この規定は、1889(明治22)年の旧皇室典範で決められて以来、変わっていません。戦後に皇室について定めた現在の皇室典範(1947・昭和22年)にも受け継がれています。

Q2. 時代によって、「天皇制」が変わっているのですか?

はい。「天皇」と一言でいっても、時代によって意味合いが違うのです。

天皇を中心に貴族政治が行われた「古代の天皇制」と、武家政権下の「中世の天皇制」では様相が違います。近代以降でも、「明治憲法下の天皇制」と「現在の憲法下の天皇制」ではかなり異なります。
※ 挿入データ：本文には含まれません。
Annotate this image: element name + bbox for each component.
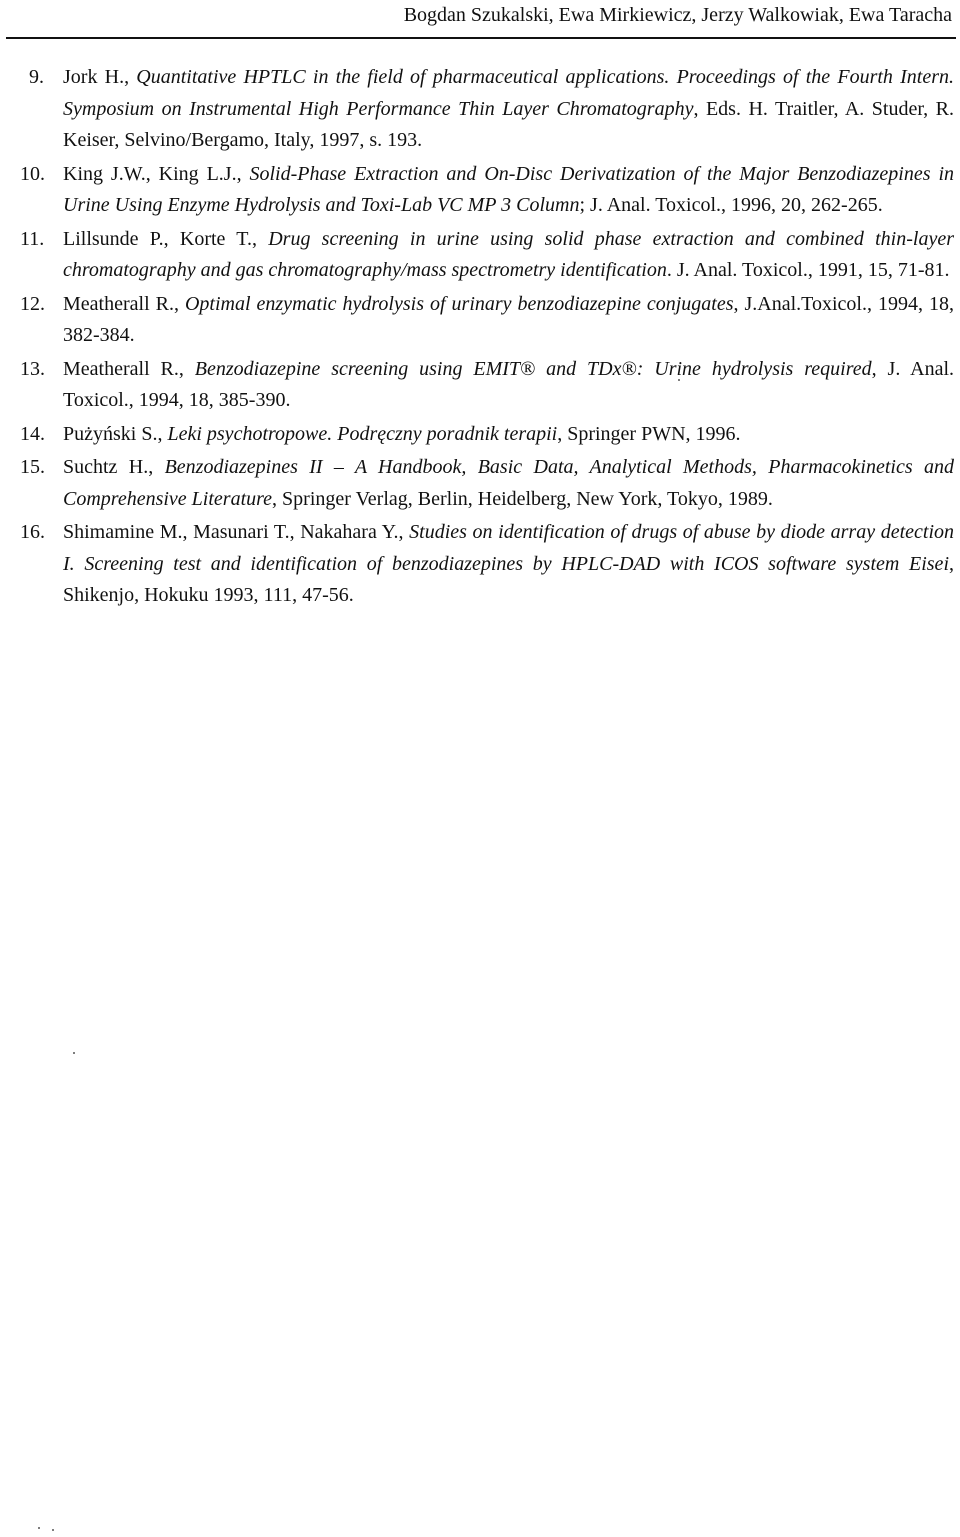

歴史的な時代ごとに意味が変わることを、まず理解しておくことが大切です。

「生前退位」した天皇は何人くらい?

Q3. 明治以前には、「生前退位」は行われていたのですか?

明治以前は、かなり多くの天皇が生前に退位していました。

古い時代でよく知られるのが、女帝で第35代の「皇極(こうぎょく)天皇」です。

もともとは第34代「舒明(じょめい)天皇」の皇后で、中大兄皇子(天智天皇)と大海人皇子(天武天皇)を生み、舒明天皇の死後、即位して天皇となりました(なお「天皇」の号は7世紀の第40代天武天皇の時代に使われるようになったと思われますが、本記事ではそれ以前でも「〇〇天皇」と記載します)。

実は退位した後にもう一度即位して、第37代「斉明(さいめい)天皇」になっています。

Q4. 退位した天皇がもう一度、即位するようなことがあったのですか?

はい。これを「重祚(ちょうそ)」といいます。

奈良時代に2回、例がありました。もう一例は、第46代「孝謙(こうけん)天皇」が重祚して第48代「称徳(しょうとく)天皇」になったものです。

Q5. なぜ「皇極天皇」は生前に退位されたのですか?

大化の改新が始まった「乙巳(いっし)の変」(645年)で、眼前で蘇我入鹿(そがのいるか)が暗殺される惨劇を目にし、それによって自ら退位したとされています。次いで弟の「孝徳(こうとく)天皇」が即位しました。

Q6. その後、どれくらいの天皇が、生前退位されているのですか?

その後の歴代天皇の中で、約60人が生前に退位しています。自ら退位した天皇ばかりではなく、政争に巻き込まれて退位させられた天皇もいました。